Cold traffic. It sounds daunting, doesn’t it?
The word “cold” implies chilly, frosty, cool.
Cold traffic are those web visitors who’ve never heard of you.
They don’t know of you, your brand, or your business.
They will be chilly, frosty, or cool – at least, initially.
Not because they, themselves, are “cold” people, but because they don’t even know you yet.
That doesn’t mean that they’re not open to getting to know you. It means that at this moment, they’ve not yet warmed up to you.
At this stage of the buying cycle they’re being introduced to you.
Up until this time, they didn’t know you existed!
A steady stream of website visitors will allow your business to grow.
Whether you’re new to online business, or you’ve been here for a while, you need to be targeting cold traffic – and driving them to your website.
Now you may be starting from ground zero with very little content on your website for your visitors, or you may have tons of great content but not enough traffic.
Driving cold traffic to your website, where your original content should live, requires a plan.
After all, the content you create should introduce your cold audience to you and your brand, build your credibility, and move them into your funnel so that you can start building a relationship with them, provide the solution to their problem(s), and achieve a return on your investment.
But first – a warning: don’t start driving traffic to an unproductive website.
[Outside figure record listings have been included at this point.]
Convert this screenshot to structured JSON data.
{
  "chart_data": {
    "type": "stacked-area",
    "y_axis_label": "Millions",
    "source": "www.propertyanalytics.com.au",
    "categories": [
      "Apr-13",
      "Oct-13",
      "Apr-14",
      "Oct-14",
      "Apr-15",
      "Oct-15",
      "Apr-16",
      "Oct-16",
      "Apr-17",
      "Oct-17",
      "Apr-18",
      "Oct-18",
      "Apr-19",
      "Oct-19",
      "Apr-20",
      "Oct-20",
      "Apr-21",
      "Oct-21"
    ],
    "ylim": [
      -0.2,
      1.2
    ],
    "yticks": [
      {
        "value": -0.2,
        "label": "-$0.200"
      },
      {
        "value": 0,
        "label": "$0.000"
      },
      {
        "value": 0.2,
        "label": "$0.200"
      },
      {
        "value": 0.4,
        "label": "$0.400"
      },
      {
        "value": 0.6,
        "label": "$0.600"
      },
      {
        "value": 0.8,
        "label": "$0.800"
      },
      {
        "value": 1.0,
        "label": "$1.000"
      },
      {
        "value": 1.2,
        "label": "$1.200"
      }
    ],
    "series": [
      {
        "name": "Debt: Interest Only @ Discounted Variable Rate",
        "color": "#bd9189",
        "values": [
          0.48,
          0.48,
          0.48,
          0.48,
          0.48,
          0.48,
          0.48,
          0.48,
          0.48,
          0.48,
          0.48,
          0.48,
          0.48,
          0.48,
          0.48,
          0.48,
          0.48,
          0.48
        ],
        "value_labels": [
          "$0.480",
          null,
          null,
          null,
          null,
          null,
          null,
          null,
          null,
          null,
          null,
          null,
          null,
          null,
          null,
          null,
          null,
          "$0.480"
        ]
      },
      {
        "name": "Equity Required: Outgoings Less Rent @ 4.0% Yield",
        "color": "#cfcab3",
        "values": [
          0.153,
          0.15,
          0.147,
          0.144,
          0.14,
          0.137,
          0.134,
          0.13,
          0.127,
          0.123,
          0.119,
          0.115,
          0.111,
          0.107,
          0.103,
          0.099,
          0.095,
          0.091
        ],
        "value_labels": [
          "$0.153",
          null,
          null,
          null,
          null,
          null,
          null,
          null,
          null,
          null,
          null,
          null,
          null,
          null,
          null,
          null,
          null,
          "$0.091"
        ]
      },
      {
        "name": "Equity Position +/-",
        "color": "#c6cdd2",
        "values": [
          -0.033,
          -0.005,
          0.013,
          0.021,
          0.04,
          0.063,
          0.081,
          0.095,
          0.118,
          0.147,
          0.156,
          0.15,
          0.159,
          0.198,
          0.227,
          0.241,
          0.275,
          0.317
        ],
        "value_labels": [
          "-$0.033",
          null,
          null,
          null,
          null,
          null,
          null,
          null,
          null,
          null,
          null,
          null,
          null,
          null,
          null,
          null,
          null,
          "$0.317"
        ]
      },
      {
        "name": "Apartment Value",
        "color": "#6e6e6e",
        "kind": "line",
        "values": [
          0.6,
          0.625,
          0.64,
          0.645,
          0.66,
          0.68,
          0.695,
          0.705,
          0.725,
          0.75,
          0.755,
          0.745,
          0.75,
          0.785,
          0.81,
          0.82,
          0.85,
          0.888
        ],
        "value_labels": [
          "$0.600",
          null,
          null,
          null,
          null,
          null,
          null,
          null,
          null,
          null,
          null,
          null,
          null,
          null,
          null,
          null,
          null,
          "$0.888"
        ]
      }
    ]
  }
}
If your website needs some work, or you haven’t created a basic opt-in funnel to collect email addresses, then you need to start there.
There are many effective ways to target cold traffic and drive them to your website to consume your content.
How Cold Traffic Finds You
They’ve found one of your videos on Youtube through a search or a related video
They’ve done a search on Google and found one of your blog posts
They land on your website from a link in your tweet
They click on a Facebook ad in their newsfeed
They get an email from someone they follow with a link to an offer you have
How To Approach Cold Traffic
Imagine walking into a new shoe store and being accosted by the sales staff as they grab a pair of size 8 pink stilletos off the shelf and tell you all the wonderful reasons why you should buy these shoes.
What’s wrong with this picture?
A. This is your first encounter with the brand, the store and the staff. You don’t even know them yet!
B. They don’t know whether you wear stilletos.
C. They don’t know what colour shoes you’re looking for.
D. They don’t know what size you wear.
Approaching your cold traffic like this will turn them off and eliminate the opportunity of them purchasing from you in the future.
These are casual browsers who are looking for information to solve a problem they have or seeking information.
Now, you might have the solution for them, but it’s unlikely that they’ll buy from you at this point because they don’t yet know you, like you, or trust you.
They’re at the very start of the buying cycle.
To convert cold traffic to warm traffic you need to first create brand awareness and build your credibility.
You’re reading this blog post because you’re an online educator, or are thinking about creating an online course or program.
In order for anyone to actually buy your course or program, they need to know you, like you, and trust you.
They need to know that you have the expertise and experience to teach them what they want to learn.
They need to like you if they’re going to listen to hours of audio, video, or live sessions in your course.
And they need to trust you to help them with the solution to their problem.
At this point in the buying cycle though, you need to allow them to get to know you and create awareness of you, your brand, and your business:
Snapshots (images / videos) of a day in the life of you
Short videos that express your personality and brand
Blog posts sharing your expertise
Introducing Your Topic Without Trying To Sell Them
Introducing the topic of your online course or program is NOT the same as trying to sell them on it.
Providing mini-solutions to their problems
As mentioned earlier in this post, cold traffic is finding you for the first time – and they weren’t looking for you specifically.
They were online looking for a solution to their problem.
Imagine if they were on Google searching for:
and they found your blog post:
They click on your blog post and are immediately taken to that blog post on your website.
They read through the blog post, which helps solve their immediate program, and they get the sense that you may have some experience with this stuff.
Now, because your blog is on your website, they click on the About page to learn more about who you are.
Now they know who you are.
They’ve been introduced to you.
They like you because you’ve helped solve a problem that they have.
You haven’t tried to sell them anything, you’ve simply introduced yourself to them and helped solve their immediate problem.
Now they’re starting to warm up to you!
Learn as much as possible about them
These ‘cold traffic’ interactions are invaluable for you learning more about your audience.
The better you understand your cold traffic, the more likely you are to be able to warm them up and eventually convert them to buyers.